Why bother working hard when it seems you and your children are better off, or at least in the same position, when you don't bother?


It's not the same position though is it? If you took your parents' incomes and subtracted their contribution to your accommodation + the £80 per week they're giving you it will not equal even the higher end of the 'low income' bracket to get the full grant. It's also likely you'll still have more than lower income students from things you haven't thought of including like a better laptop/phone/other gadgets you already own, having more spent on you on your birthday and at Christmas, being able to go to your parents if you need more money for something important etc. If you look at the whole picture and not just how much physical money you get compared to them you are better off.

Also it's not because they worked hard that they have to help with your funding, it's because they earn a lot. Student Finance don't monitor parents in their workplaces. The reason they give the most money to students from low-income backgrounds is because their parents could not afford to pay that money for them if they didn't.
Original post by Cutmeloose
Thing is bud, that people on here have a distorted version of reality.

Two parents at the peak of their earning on 26k =52k. No grant. around 4.5k loan. That is not rich. Comfortable is even pushing it. I would be pretty gutted to earn 26k when I'm pushing 60 in London.

That's my biggest gripe with the whole thing. People assuming that you're rich because you don't get a loan/grant.

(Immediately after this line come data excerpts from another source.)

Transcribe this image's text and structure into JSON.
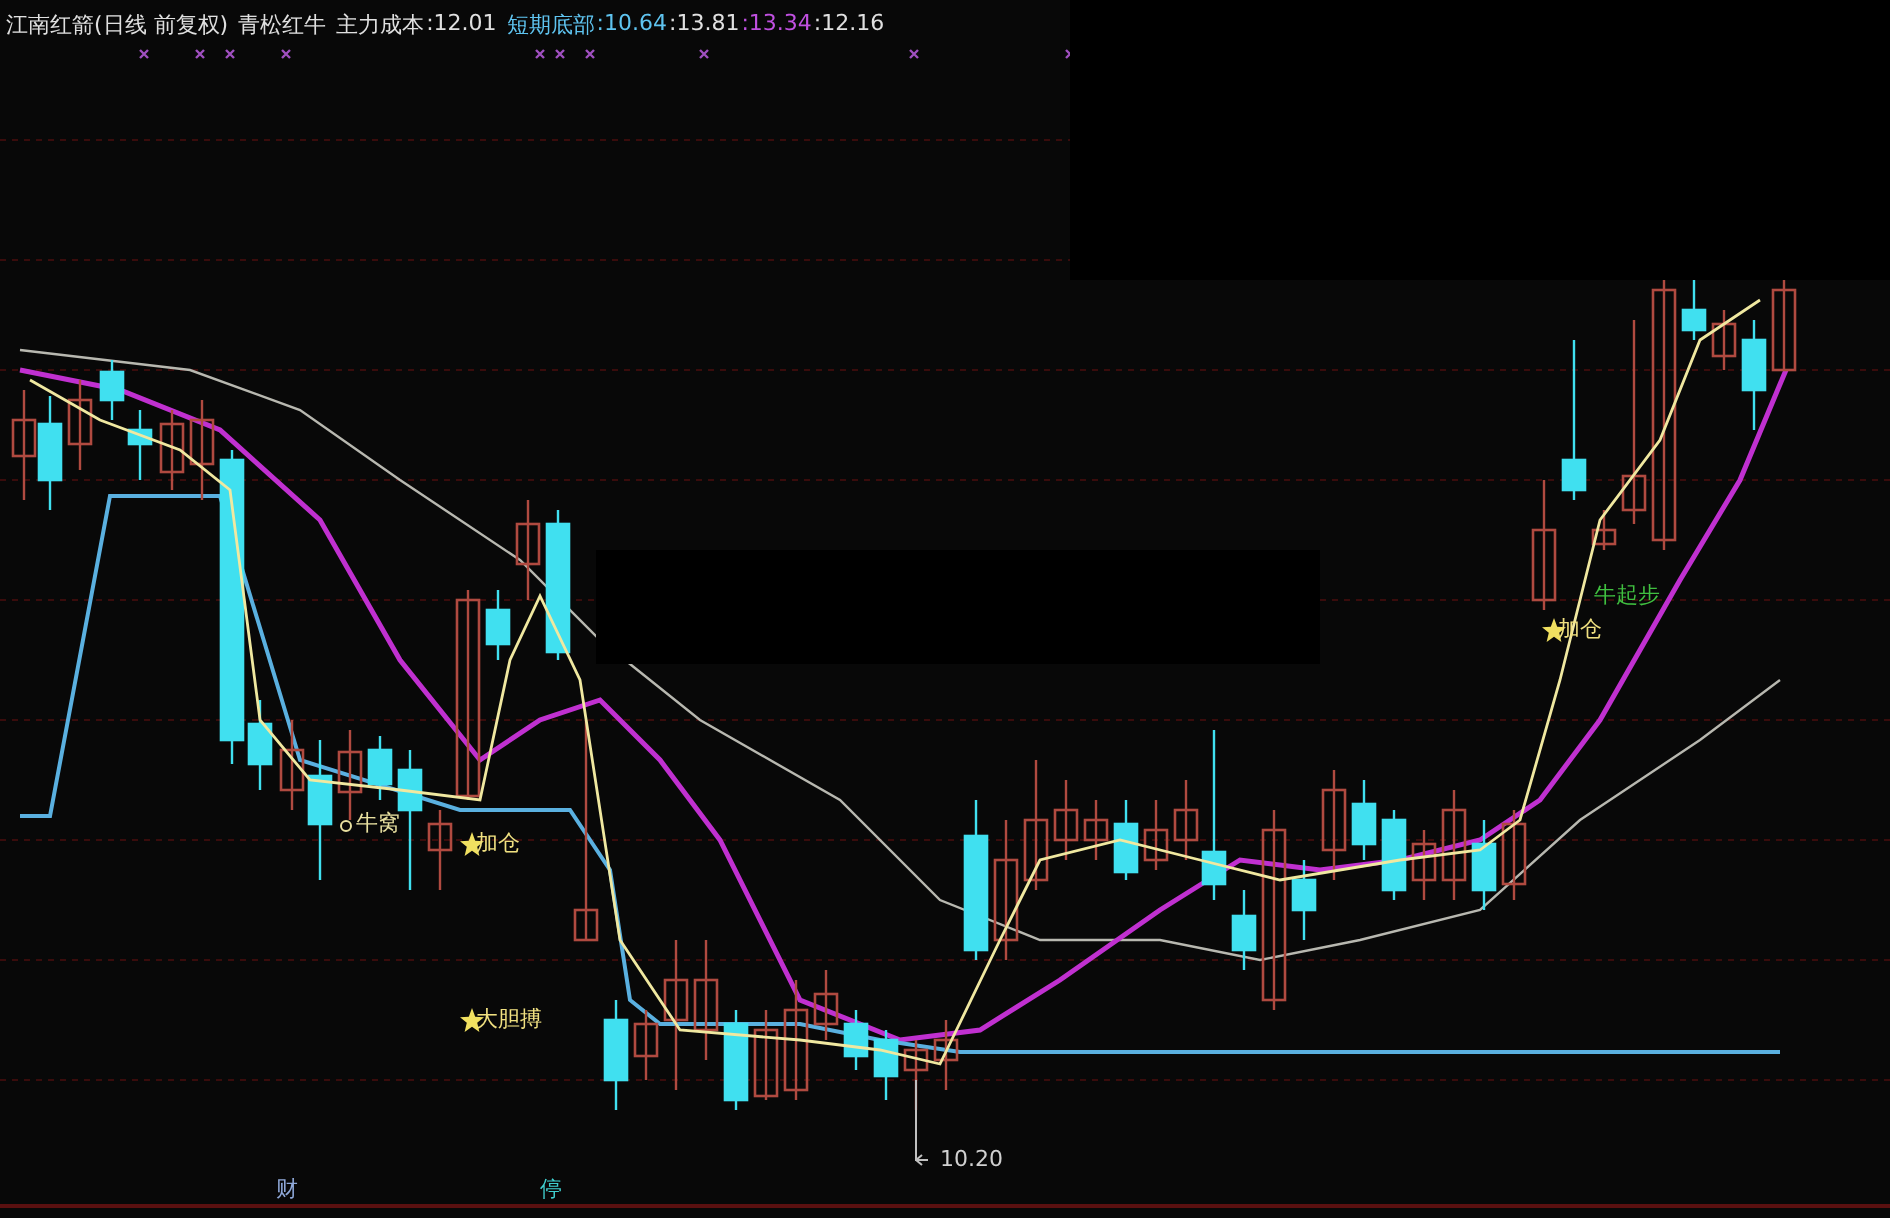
{
  "legend": {
    "title": "江南红箭(日线 前复权)",
    "indicator": "青松红牛",
    "items": [
      {
        "label": "主力成本",
        "value": ":12.01",
        "color": "#e0e0e0"
      },
      {
        "label": "短期底部",
        "value": ":10.64",
        "color": "#5fc4f0"
      },
      {
        "value": ":13.81",
        "color": "#e0e0e0"
      },
      {
        "value": ":13.34",
        "color": "#c050e0"
      },
      {
        "value": ":12.16",
        "color": "#e0e0e0"
      }
    ]
  },
  "annotations": [
    {
      "kind": "circle",
      "text": "牛窝"
    },
    {
      "kind": "star",
      "text": "加仓"
    },
    {
      "kind": "star",
      "text": "大胆搏"
    },
    {
      "kind": "star",
      "text": "加仓"
    },
    {
      "kind": "plain",
      "text": "牛起步"
    },
    {
      "kind": "arrow",
      "text": "10.20"
    }
  ],
  "bottom_markers": [
    {
      "text": "财",
      "color": "#8fa8d8"
    },
    {
      "text": "停",
      "color": "#40d0d0"
    }
  ]
}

I've worked since I was 16, haven't had a family holiday ever. Yet because your parents are broke and mine are careless and a little better off than you I suffer.

I worked full time for a year and earned around 18k. Anything below that is not a good salary in my book, yet I'm hearing off people within a household income of 12k with two 'working' parents?

This arguments just goes round and round. Seems like noone is able to see it from alternating viewpoints.

To be honest, I just think some people get too much. When you're able to save a couple of thousands of your loan per year, you're clearly getting too much. I'm quite content to live frugally like a student, but why do some people get £9000 per year incld uni bursaries? Are my parents meant to fork out an additional 5k across the year to level the playing field?


I'm not saying the system is perfect, far from it, it just gripes me to see people from families that can afford to support them at university complain.

The people who are well within their rights to complain are those people who have two working parents, with a mortgage, maybe a few other kids to support and don't receive much of a loan. The system has well and truly ****ed these people, but if you're in a family earning 100k and are annoyed because they're maybe not willing to give you what people on maximum loan receive I have absolutely no sympathy for you.

I have above £9000 a year after I receive my university bursary, however I still don't feel I'm going to be well off compared to some people and I certainly won't be able to save any, I'll be getting all my own books, clothes as well as paying my travel home etc but I understand this isn't the same for everyone who receives that much.

The biggest issue is that everyone's circumstances vary so much and that without a massively complex system that relies on people being 100% honest there isn't much Student Finance can do.